Last Updated:Jan 14, 2026

This topic describes the cross-node parallel acceleration feature for creating materialized views.

Scope

This feature is available for the following versions of PolarDB for PostgreSQL:

  • PostgreSQL 14 with minor engine version 2.0.14.6.6.0 or later

  • PostgreSQL 11 with minor engine version 2.0.11.9.30.0 or later

Note

You can view the minor engine version number in the console or by running the SHOW polardb_version; statement. If the minor engine version does not meet the requirement, upgrade the minor engine version.

Background information

A materialized view is a database object that contains query results. Unlike a regular view, a materialized view stores both its definition and a copy of the data from when it was created. If the data in the materialized view is inconsistent with the data in the view definition, you can refresh the materialized view to maintain consistency. A materialized view essentially pre-computes the query in its definition for later reuse.

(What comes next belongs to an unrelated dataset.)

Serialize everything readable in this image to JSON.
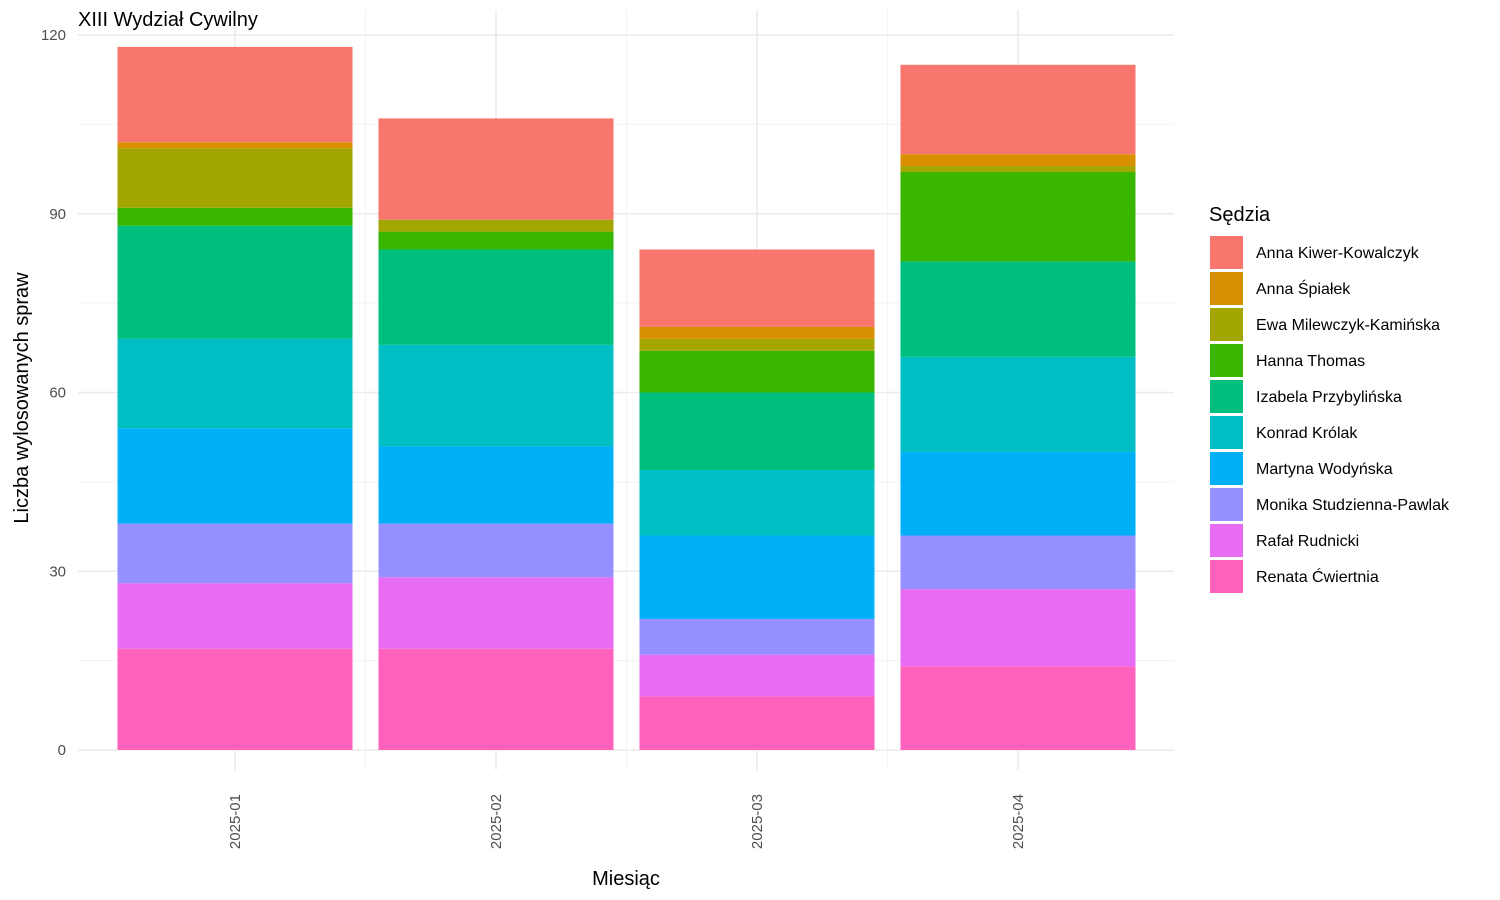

  • The CREATE TABLE AS syntax creates a new table from the results of a query. The schema of the new table is identical to the output columns of the query.

  • The SELECT INTO syntax creates a new table and writes the query results into it, instead of returning the data to the client. The schema of the new table is identical to the output columns of the query.

How it works

The PostgreSQL kernel uses the same logic to process the creation and refresh of materialized views, and statements that use the CREATE TABLE AS and SELECT INTO syntax. This is because these operations all perform similar steps at the database level. The process consists of the following two main steps:

  1. Data scan: Executes the query defined in the view, CREATE TABLE AS statement, or SELECT INTO statement to scan for matching data.

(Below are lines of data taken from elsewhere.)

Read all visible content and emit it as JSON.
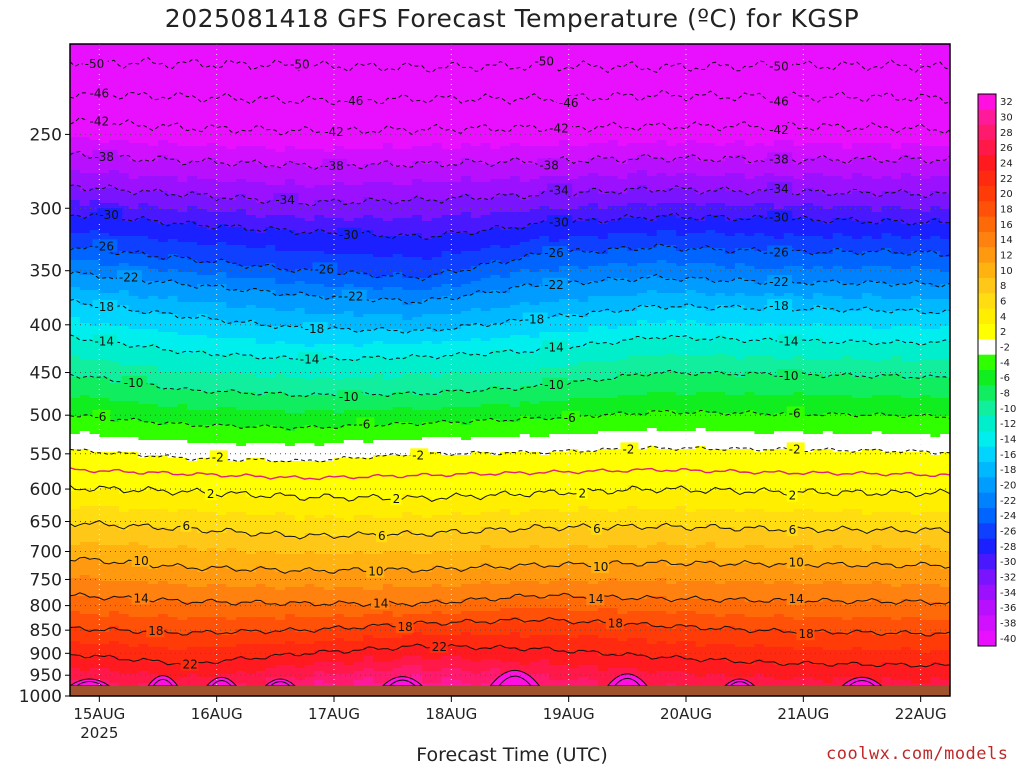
{
  "title": "2025081418 GFS Forecast Temperature (ºC) for KGSP",
  "xlabel": "Forecast Time (UTC)",
  "credit": "coolwx.com/models",
  "chart_data": {
    "type": "heatmap",
    "title": "2025081418 GFS Forecast Temperature (ºC) for KGSP",
    "xlabel": "Forecast Time (UTC)",
    "ylabel": "",
    "y_scale": "log",
    "y_inverted": true,
    "ylim": [
      1000,
      200
    ],
    "xlim": [
      "2025-08-14T18:00",
      "2025-08-22T06:00"
    ],
    "x_ticks": [
      {
        "label": "15AUG",
        "sublabel": "2025",
        "date": "2025-08-15T00:00"
      },
      {
        "label": "16AUG",
        "sublabel": "",
        "date": "2025-08-16T00:00"
      },
      {
        "label": "17AUG",
        "sublabel": "",
        "date": "2025-08-17T00:00"
      },
      {
        "label": "18AUG",
        "sublabel": "",
        "date": "2025-08-18T00:00"
      },
      {
        "label": "19AUG",
        "sublabel": "",
        "date": "2025-08-19T00:00"
      },
      {
        "label": "20AUG",
        "sublabel": "",
        "date": "2025-08-20T00:00"
      },
      {
        "label": "21AUG",
        "sublabel": "",
        "date": "2025-08-21T00:00"
      },
      {
        "label": "22AUG",
        "sublabel": "",
        "date": "2025-08-22T00:00"
      }
    ],
    "y_ticks": [
      250,
      300,
      350,
      400,
      450,
      500,
      550,
      600,
      650,
      700,
      750,
      800,
      850,
      900,
      950,
      1000
    ],
    "grid": true,
    "below_ground_pressure": 975,
    "below_ground_color": "#a0522d",
    "colorbar": {
      "position": "right",
      "labels": [
        32,
        30,
        28,
        26,
        24,
        22,
        20,
        18,
        16,
        14,
        12,
        10,
        8,
        6,
        4,
        2,
        -2,
        -4,
        -6,
        -8,
        -10,
        -12,
        -14,
        -16,
        -18,
        -20,
        -22,
        -24,
        -26,
        -28,
        -30,
        -32,
        -34,
        -36,
        -38,
        -40
      ],
      "colors": [
        "#ff10e0",
        "#ff1a9a",
        "#ff1a6e",
        "#ff1848",
        "#ff1a20",
        "#ff2a10",
        "#ff3c08",
        "#ff5208",
        "#ff6a08",
        "#ff8210",
        "#ff9a10",
        "#ffb210",
        "#ffc818",
        "#ffdd10",
        "#ffee00",
        "#ffff00",
        "#ffffff",
        "#30ff00",
        "#10ee20",
        "#10ee60",
        "#10ee9e",
        "#00eecc",
        "#00eeee",
        "#00d4ff",
        "#00b8ff",
        "#009cff",
        "#0082ff",
        "#0064ff",
        "#1040ff",
        "#1a20ff",
        "#4a18ff",
        "#7a14ff",
        "#9a10ff",
        "#b810ff",
        "#d010ff",
        "#e810ff"
      ]
    },
    "isotherms": [
      {
        "value": -50,
        "style": "dashed",
        "series": [
          [
            0,
            209
          ],
          [
            24,
            210
          ],
          [
            48,
            211
          ],
          [
            72,
            212
          ],
          [
            96,
            211
          ],
          [
            120,
            212
          ],
          [
            144,
            211
          ],
          [
            168,
            211
          ],
          [
            180,
            212
          ]
        ],
        "label_times": [
          3,
          45,
          95,
          143
        ]
      },
      {
        "value": -46,
        "style": "dashed",
        "series": [
          [
            0,
            226
          ],
          [
            24,
            228
          ],
          [
            48,
            230
          ],
          [
            72,
            229
          ],
          [
            96,
            229
          ],
          [
            120,
            227
          ],
          [
            144,
            228
          ],
          [
            168,
            228
          ],
          [
            180,
            229
          ]
        ],
        "label_times": [
          4,
          56,
          100,
          143
        ]
      },
      {
        "value": -42,
        "style": "dashed",
        "series": [
          [
            0,
            242
          ],
          [
            24,
            246
          ],
          [
            48,
            248
          ],
          [
            72,
            247
          ],
          [
            96,
            246
          ],
          [
            120,
            245
          ],
          [
            144,
            245
          ],
          [
            168,
            246
          ],
          [
            180,
            247
          ]
        ],
        "label_times": [
          4,
          52,
          98,
          143
        ]
      },
      {
        "value": -38,
        "style": "dashed",
        "series": [
          [
            0,
            263
          ],
          [
            24,
            267
          ],
          [
            48,
            270
          ],
          [
            72,
            269
          ],
          [
            96,
            267
          ],
          [
            120,
            265
          ],
          [
            144,
            266
          ],
          [
            168,
            266
          ],
          [
            180,
            266
          ]
        ],
        "label_times": [
          5,
          52,
          96,
          143
        ]
      },
      {
        "value": -34,
        "style": "dashed",
        "series": [
          [
            0,
            284
          ],
          [
            24,
            290
          ],
          [
            48,
            296
          ],
          [
            72,
            294
          ],
          [
            96,
            290
          ],
          [
            120,
            286
          ],
          [
            144,
            288
          ],
          [
            168,
            289
          ],
          [
            180,
            290
          ]
        ],
        "label_times": [
          42,
          98,
          143
        ]
      },
      {
        "value": -30,
        "style": "dashed",
        "series": [
          [
            0,
            304
          ],
          [
            24,
            312
          ],
          [
            48,
            318
          ],
          [
            72,
            322
          ],
          [
            96,
            312
          ],
          [
            120,
            306
          ],
          [
            144,
            308
          ],
          [
            168,
            310
          ],
          [
            180,
            311
          ]
        ],
        "label_times": [
          6,
          55,
          98,
          143
        ]
      },
      {
        "value": -26,
        "style": "dashed",
        "series": [
          [
            0,
            330
          ],
          [
            24,
            340
          ],
          [
            48,
            350
          ],
          [
            72,
            356
          ],
          [
            96,
            336
          ],
          [
            120,
            330
          ],
          [
            144,
            334
          ],
          [
            168,
            334
          ],
          [
            180,
            336
          ]
        ],
        "label_times": [
          5,
          50,
          97,
          143
        ]
      },
      {
        "value": -22,
        "style": "dashed",
        "series": [
          [
            0,
            352
          ],
          [
            24,
            362
          ],
          [
            48,
            372
          ],
          [
            72,
            378
          ],
          [
            96,
            362
          ],
          [
            120,
            356
          ],
          [
            144,
            360
          ],
          [
            168,
            361
          ],
          [
            180,
            362
          ]
        ],
        "label_times": [
          10,
          56,
          97,
          143
        ]
      },
      {
        "value": -18,
        "style": "dashed",
        "series": [
          [
            0,
            378
          ],
          [
            24,
            392
          ],
          [
            48,
            404
          ],
          [
            72,
            406
          ],
          [
            96,
            394
          ],
          [
            120,
            382
          ],
          [
            144,
            384
          ],
          [
            168,
            386
          ],
          [
            180,
            388
          ]
        ],
        "label_times": [
          5,
          48,
          93,
          143
        ]
      },
      {
        "value": -14,
        "style": "dashed",
        "series": [
          [
            0,
            412
          ],
          [
            24,
            428
          ],
          [
            48,
            436
          ],
          [
            72,
            433
          ],
          [
            96,
            426
          ],
          [
            120,
            412
          ],
          [
            144,
            416
          ],
          [
            168,
            418
          ],
          [
            180,
            418
          ]
        ],
        "label_times": [
          5,
          47,
          97,
          145
        ]
      },
      {
        "value": -10,
        "style": "dashed",
        "series": [
          [
            0,
            452
          ],
          [
            24,
            470
          ],
          [
            48,
            476
          ],
          [
            72,
            474
          ],
          [
            96,
            466
          ],
          [
            120,
            450
          ],
          [
            144,
            452
          ],
          [
            168,
            454
          ],
          [
            180,
            456
          ]
        ],
        "label_times": [
          11,
          55,
          97,
          145
        ]
      },
      {
        "value": -6,
        "style": "dashed",
        "series": [
          [
            0,
            500
          ],
          [
            24,
            512
          ],
          [
            48,
            516
          ],
          [
            72,
            510
          ],
          [
            96,
            504
          ],
          [
            120,
            496
          ],
          [
            144,
            498
          ],
          [
            168,
            500
          ],
          [
            180,
            502
          ]
        ],
        "label_times": [
          5,
          59,
          101,
          147
        ]
      },
      {
        "value": -2,
        "style": "dashed",
        "series": [
          [
            0,
            545
          ],
          [
            24,
            556
          ],
          [
            48,
            560
          ],
          [
            72,
            550
          ],
          [
            96,
            548
          ],
          [
            120,
            542
          ],
          [
            144,
            544
          ],
          [
            168,
            546
          ],
          [
            180,
            548
          ]
        ],
        "label_times": [
          29,
          70,
          113,
          147
        ]
      },
      {
        "value": 0,
        "style": "solid",
        "color": "#e0207a",
        "series": [
          [
            0,
            572
          ],
          [
            24,
            578
          ],
          [
            48,
            584
          ],
          [
            72,
            580
          ],
          [
            96,
            576
          ],
          [
            120,
            572
          ],
          [
            144,
            576
          ],
          [
            168,
            578
          ],
          [
            180,
            580
          ]
        ],
        "label_times": []
      },
      {
        "value": 2,
        "style": "solid",
        "series": [
          [
            0,
            598
          ],
          [
            24,
            604
          ],
          [
            48,
            612
          ],
          [
            72,
            614
          ],
          [
            96,
            606
          ],
          [
            120,
            600
          ],
          [
            144,
            604
          ],
          [
            168,
            606
          ],
          [
            180,
            606
          ]
        ],
        "label_times": [
          28,
          66,
          104,
          147
        ]
      },
      {
        "value": 6,
        "style": "solid",
        "series": [
          [
            0,
            652
          ],
          [
            24,
            662
          ],
          [
            48,
            674
          ],
          [
            72,
            670
          ],
          [
            96,
            660
          ],
          [
            120,
            658
          ],
          [
            144,
            662
          ],
          [
            168,
            664
          ],
          [
            180,
            664
          ]
        ],
        "label_times": [
          23,
          63,
          107,
          147
        ]
      },
      {
        "value": 10,
        "style": "solid",
        "series": [
          [
            0,
            712
          ],
          [
            24,
            728
          ],
          [
            48,
            734
          ],
          [
            72,
            732
          ],
          [
            96,
            724
          ],
          [
            120,
            720
          ],
          [
            144,
            722
          ],
          [
            168,
            724
          ],
          [
            180,
            724
          ]
        ],
        "label_times": [
          13,
          61,
          107,
          147
        ]
      },
      {
        "value": 14,
        "style": "solid",
        "series": [
          [
            0,
            780
          ],
          [
            24,
            792
          ],
          [
            48,
            796
          ],
          [
            72,
            796
          ],
          [
            96,
            780
          ],
          [
            120,
            786
          ],
          [
            144,
            790
          ],
          [
            168,
            792
          ],
          [
            180,
            794
          ]
        ],
        "label_times": [
          13,
          62,
          106,
          147
        ]
      },
      {
        "value": 18,
        "style": "solid",
        "series": [
          [
            0,
            846
          ],
          [
            24,
            856
          ],
          [
            48,
            850
          ],
          [
            72,
            836
          ],
          [
            96,
            828
          ],
          [
            120,
            840
          ],
          [
            144,
            852
          ],
          [
            168,
            856
          ],
          [
            180,
            858
          ]
        ],
        "label_times": [
          16,
          67,
          110,
          149
        ]
      },
      {
        "value": 22,
        "style": "solid",
        "series": [
          [
            0,
            902
          ],
          [
            24,
            924
          ],
          [
            48,
            900
          ],
          [
            72,
            884
          ],
          [
            96,
            890
          ],
          [
            120,
            908
          ],
          [
            144,
            922
          ],
          [
            168,
            926
          ],
          [
            180,
            928
          ]
        ],
        "label_times": [
          23,
          74
        ]
      }
    ],
    "surface_cells": [
      {
        "t0": 0,
        "t1": 8,
        "p0": 955,
        "p1": 975
      },
      {
        "t0": 16,
        "t1": 22,
        "p0": 945,
        "p1": 975
      },
      {
        "t0": 28,
        "t1": 34,
        "p0": 950,
        "p1": 975
      },
      {
        "t0": 40,
        "t1": 46,
        "p0": 955,
        "p1": 975
      },
      {
        "t0": 64,
        "t1": 72,
        "p0": 948,
        "p1": 975
      },
      {
        "t0": 86,
        "t1": 96,
        "p0": 930,
        "p1": 975
      },
      {
        "t0": 110,
        "t1": 118,
        "p0": 940,
        "p1": 975
      },
      {
        "t0": 134,
        "t1": 140,
        "p0": 955,
        "p1": 975
      },
      {
        "t0": 158,
        "t1": 166,
        "p0": 950,
        "p1": 975
      }
    ]
  }
}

  2. Data write: Writes the scanned data to a new materialized view or table.

PolarDB for PostgreSQL introduces an optimization for the data scan step: ePQ parallel scans. When a large volume of data needs to be scanned, this optimization significantly improves the performance of Data Definition Language (DDL) statements and reduces their running time:

  • ePQ parallel scans: The ePQ feature executes queries in view definitions in parallel using the I/O bandwidth and computing resources of multiple compute nodes. This improves the utilization of both computing resources and bandwidth.

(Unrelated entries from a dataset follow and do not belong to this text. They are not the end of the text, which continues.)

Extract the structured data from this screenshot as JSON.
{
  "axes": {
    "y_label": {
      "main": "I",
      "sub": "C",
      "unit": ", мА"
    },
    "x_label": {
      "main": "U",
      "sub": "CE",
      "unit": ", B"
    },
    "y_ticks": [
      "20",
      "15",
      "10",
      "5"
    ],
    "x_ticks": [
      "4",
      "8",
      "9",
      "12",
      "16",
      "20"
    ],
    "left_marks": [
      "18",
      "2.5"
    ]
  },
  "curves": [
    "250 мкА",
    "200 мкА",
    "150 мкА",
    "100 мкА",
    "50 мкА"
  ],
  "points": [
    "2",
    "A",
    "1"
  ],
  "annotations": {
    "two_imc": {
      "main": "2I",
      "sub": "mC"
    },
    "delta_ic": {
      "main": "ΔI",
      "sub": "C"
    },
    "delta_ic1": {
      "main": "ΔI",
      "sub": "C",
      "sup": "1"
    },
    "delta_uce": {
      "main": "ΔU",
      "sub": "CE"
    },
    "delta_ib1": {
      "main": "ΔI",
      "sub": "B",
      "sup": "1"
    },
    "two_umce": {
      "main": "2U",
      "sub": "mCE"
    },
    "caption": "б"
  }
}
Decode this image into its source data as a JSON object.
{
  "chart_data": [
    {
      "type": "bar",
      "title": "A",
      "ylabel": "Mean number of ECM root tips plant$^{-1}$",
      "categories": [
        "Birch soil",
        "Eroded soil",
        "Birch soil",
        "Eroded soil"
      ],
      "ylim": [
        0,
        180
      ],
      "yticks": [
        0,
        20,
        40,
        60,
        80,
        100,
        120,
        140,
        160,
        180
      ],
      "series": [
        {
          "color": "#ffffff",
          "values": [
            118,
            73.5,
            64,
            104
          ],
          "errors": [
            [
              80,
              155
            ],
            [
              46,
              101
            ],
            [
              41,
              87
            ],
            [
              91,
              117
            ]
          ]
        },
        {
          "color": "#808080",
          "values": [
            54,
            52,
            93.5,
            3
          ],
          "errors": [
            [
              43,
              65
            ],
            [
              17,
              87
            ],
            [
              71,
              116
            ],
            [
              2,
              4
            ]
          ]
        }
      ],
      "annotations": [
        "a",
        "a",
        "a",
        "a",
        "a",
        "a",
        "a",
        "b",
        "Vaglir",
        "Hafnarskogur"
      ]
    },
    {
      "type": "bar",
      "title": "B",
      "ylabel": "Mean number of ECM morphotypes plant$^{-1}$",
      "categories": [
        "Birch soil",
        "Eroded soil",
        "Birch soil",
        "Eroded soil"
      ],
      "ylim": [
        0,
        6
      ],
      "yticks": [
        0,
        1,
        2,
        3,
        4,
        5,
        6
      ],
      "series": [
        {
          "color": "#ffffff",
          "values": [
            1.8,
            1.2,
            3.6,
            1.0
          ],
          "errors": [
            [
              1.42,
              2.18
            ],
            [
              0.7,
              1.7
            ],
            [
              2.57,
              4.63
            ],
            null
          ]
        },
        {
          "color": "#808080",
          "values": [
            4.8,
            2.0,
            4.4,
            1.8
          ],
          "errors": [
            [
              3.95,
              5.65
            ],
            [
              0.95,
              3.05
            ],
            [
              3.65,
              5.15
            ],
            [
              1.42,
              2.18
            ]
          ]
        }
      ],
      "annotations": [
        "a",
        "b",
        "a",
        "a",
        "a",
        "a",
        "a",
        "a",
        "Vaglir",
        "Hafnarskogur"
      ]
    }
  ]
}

  • Batch writing: Instead of writing each scanned tuple to a table or materialized view individually, tuples are accumulated in memory and then written in a single batch. This reduces the overhead of recording the write-ahead log (WAL) and lowers the frequency of page locking.

Usage

You can set the polar_px_enable_create_table_as parameter to enable or disable ePQ parallel scans to accelerate the query process in CREATE TABLE AS statements. The valid values are:

  • ON (Default): Enables ePQ parallel scans for CREATE TABLE AS statements.

  • OFF: Disables ePQ parallel scans for CREATE TABLE AS statements.

SET polar_px_enable_create_table_as = ON;
Note
  • This parameter takes effect only when the ePQ feature is enabled (the polar_enable_px parameter is set to ON).

  • Because of limitations in the ePQ feature, this optimization does not support the CREATE TABLE AS ... WITH OIDS syntax. For statements that use this syntax, the system falls back to the built-in PostgreSQL optimizer to generate an execution plan. The query is then run on a single node by the PostgreSQL executor.